Em determinado momento do debate de ontem nos EUA, Hillary Clinton começa a listar alguns motivos pelos quais Donald Trump se recusa a mostrar a sua declaração de imposto de renda. “Talvez porque ele não seja tão rico quanto diz, talvez porque ele não seja tão bem-sucedido quanto diz, talvez seja porque ele não faça tantas doações filantrópicas quanto diz”. Chamou-me a atenção porque Hillary lista “ser rico” e “ser bem-sucedido” como virtudes que Trump não tem como provar.
Corta para a eleição paulistana. Erundina, em debate, “acusa” Doria de morar em uma mansão que vale milhões de reais, e Lula, em comício, “acusa” Doria de vestir um casaco que compraria não sei quantos cisnes do sítio que não é dele.
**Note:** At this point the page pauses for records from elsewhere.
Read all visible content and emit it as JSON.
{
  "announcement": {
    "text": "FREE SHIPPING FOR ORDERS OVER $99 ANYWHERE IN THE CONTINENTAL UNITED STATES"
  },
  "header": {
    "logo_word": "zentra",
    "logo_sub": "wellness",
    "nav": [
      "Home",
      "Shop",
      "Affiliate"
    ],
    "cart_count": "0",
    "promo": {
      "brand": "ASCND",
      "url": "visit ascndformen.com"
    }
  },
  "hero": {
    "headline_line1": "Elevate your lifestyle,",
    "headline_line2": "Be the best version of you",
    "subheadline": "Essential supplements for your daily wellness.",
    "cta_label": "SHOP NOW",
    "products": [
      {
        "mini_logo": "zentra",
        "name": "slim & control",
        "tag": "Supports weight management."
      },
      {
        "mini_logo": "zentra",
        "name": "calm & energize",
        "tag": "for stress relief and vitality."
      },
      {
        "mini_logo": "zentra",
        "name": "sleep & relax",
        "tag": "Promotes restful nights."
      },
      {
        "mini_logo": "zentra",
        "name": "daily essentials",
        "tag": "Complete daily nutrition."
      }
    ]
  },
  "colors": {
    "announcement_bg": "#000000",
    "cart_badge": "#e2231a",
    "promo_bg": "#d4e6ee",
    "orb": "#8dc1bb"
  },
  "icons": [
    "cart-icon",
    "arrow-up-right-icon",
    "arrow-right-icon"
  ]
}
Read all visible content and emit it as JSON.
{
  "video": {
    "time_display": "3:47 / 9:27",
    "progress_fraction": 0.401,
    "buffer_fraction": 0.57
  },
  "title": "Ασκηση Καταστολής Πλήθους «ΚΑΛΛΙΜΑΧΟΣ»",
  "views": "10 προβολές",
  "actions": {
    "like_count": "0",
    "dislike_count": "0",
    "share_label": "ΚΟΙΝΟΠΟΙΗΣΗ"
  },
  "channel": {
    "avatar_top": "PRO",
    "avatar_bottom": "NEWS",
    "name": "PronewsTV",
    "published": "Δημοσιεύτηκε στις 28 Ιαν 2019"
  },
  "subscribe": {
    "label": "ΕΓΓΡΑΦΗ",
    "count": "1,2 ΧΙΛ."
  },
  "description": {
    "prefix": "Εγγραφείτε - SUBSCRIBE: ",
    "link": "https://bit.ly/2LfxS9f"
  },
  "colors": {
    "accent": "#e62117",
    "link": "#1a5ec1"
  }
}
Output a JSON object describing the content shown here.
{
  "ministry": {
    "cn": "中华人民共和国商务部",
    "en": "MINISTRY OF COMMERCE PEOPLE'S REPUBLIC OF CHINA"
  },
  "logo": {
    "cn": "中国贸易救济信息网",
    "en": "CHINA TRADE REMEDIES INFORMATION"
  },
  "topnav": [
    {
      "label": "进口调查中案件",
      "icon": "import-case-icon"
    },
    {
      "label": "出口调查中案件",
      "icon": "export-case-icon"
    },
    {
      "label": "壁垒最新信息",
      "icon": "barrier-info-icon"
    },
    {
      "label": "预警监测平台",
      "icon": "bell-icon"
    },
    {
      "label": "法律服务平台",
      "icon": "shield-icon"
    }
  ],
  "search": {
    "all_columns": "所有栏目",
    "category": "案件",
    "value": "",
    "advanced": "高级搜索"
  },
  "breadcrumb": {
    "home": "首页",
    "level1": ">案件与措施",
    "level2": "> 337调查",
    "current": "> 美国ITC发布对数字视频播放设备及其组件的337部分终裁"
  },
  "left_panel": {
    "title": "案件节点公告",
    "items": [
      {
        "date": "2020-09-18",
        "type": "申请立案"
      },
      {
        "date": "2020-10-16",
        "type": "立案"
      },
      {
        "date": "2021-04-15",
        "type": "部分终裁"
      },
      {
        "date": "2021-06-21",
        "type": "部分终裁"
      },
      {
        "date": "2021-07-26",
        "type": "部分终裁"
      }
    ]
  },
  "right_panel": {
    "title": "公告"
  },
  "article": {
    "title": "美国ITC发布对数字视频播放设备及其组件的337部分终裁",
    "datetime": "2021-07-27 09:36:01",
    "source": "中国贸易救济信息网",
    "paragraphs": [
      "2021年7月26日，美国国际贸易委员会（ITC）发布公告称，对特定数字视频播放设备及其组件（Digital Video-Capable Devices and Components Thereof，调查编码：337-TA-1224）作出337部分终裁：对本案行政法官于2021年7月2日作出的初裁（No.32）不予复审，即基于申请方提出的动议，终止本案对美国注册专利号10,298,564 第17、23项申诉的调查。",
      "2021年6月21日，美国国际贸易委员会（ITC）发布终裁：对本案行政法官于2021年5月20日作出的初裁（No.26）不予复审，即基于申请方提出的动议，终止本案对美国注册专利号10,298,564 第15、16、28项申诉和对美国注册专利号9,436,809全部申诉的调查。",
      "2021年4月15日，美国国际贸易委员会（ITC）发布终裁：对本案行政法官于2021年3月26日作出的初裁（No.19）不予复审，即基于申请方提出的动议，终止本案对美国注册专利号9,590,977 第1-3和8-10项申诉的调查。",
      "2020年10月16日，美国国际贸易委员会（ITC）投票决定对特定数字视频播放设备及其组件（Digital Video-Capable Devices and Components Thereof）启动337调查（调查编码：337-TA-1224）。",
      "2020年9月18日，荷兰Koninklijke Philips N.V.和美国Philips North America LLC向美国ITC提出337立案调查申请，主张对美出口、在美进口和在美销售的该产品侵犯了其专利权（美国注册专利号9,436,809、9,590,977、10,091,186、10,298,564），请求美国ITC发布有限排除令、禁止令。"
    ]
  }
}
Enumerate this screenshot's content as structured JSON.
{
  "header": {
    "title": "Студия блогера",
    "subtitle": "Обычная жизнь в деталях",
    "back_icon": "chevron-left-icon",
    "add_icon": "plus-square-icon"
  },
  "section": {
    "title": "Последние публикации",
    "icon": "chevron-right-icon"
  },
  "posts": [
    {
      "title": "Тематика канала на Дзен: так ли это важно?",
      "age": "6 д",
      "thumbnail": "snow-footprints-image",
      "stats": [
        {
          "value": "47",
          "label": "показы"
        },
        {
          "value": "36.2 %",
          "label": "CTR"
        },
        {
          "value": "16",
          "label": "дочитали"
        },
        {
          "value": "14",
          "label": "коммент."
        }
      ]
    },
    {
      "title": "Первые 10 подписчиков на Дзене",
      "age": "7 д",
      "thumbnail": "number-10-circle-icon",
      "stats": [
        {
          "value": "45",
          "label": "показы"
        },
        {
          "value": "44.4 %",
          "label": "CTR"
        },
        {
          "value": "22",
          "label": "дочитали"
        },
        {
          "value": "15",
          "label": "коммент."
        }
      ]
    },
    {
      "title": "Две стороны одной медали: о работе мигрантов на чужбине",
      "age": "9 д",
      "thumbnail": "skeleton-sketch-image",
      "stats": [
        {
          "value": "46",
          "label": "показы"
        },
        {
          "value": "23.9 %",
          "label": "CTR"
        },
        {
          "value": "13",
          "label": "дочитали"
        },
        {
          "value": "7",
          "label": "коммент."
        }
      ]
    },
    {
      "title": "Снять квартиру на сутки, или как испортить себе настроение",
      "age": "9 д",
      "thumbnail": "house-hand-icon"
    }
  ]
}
João Doria acaba de assumir a liderança na corrida eleitoral paulistana. Difícil identificar o motivo do sucesso de sua campanha. Na minha opinião, ele é o candidato que melhor conseguiu encarnar o anti-petismo, e isso explica a sua espetacular ascensão. Mas é só um chute, pode estar certo ou errado. O que é absolutamente certo é que a “riqueza” de Doria não está atrapalhando.
Doria, guardadas as devidas distâncias, tem o mesmo perfil de Trump: outsider da política, Trump se coloca como o self-made man que vai usar a fórmula do seu sucesso empresarial para governar. Nos EUA, terra em que o sucesso é admirado, costuma funcionar. No Brasil, terra onde, como uma vez disse Tom Jobim, o sucesso é ofensa pessoal, não.
A ascensão de Doria coloca em cheque esta visão. Os intelectuais da rota Rio-Paris e os sociólogos de bar da Vila Madalena juram que rico vota em rico e pobre vota em pobre. Os pobres, donos de seus votos, estão passando outra mensagem, imortalizada na célebre frase do filósofo Joãozinho Trinta: “Pobre gosta de luxo, quem gosta de miséria é intelectual”. Joãozinho Trinta era carnavalesco da Beija-Flor, e respondia deste modo aos críticos, que diziam que havia um excesso de luxo em seus desfiles, contrastando com as condições de pobreza em que vivia o povo que desfilava.
Riqueza fruto do trabalho (e não da corrupção) deveria ser encarada como uma virtude. A eleição paulistana está mostrando que, pelo menos, não está sendo considerada um pecado.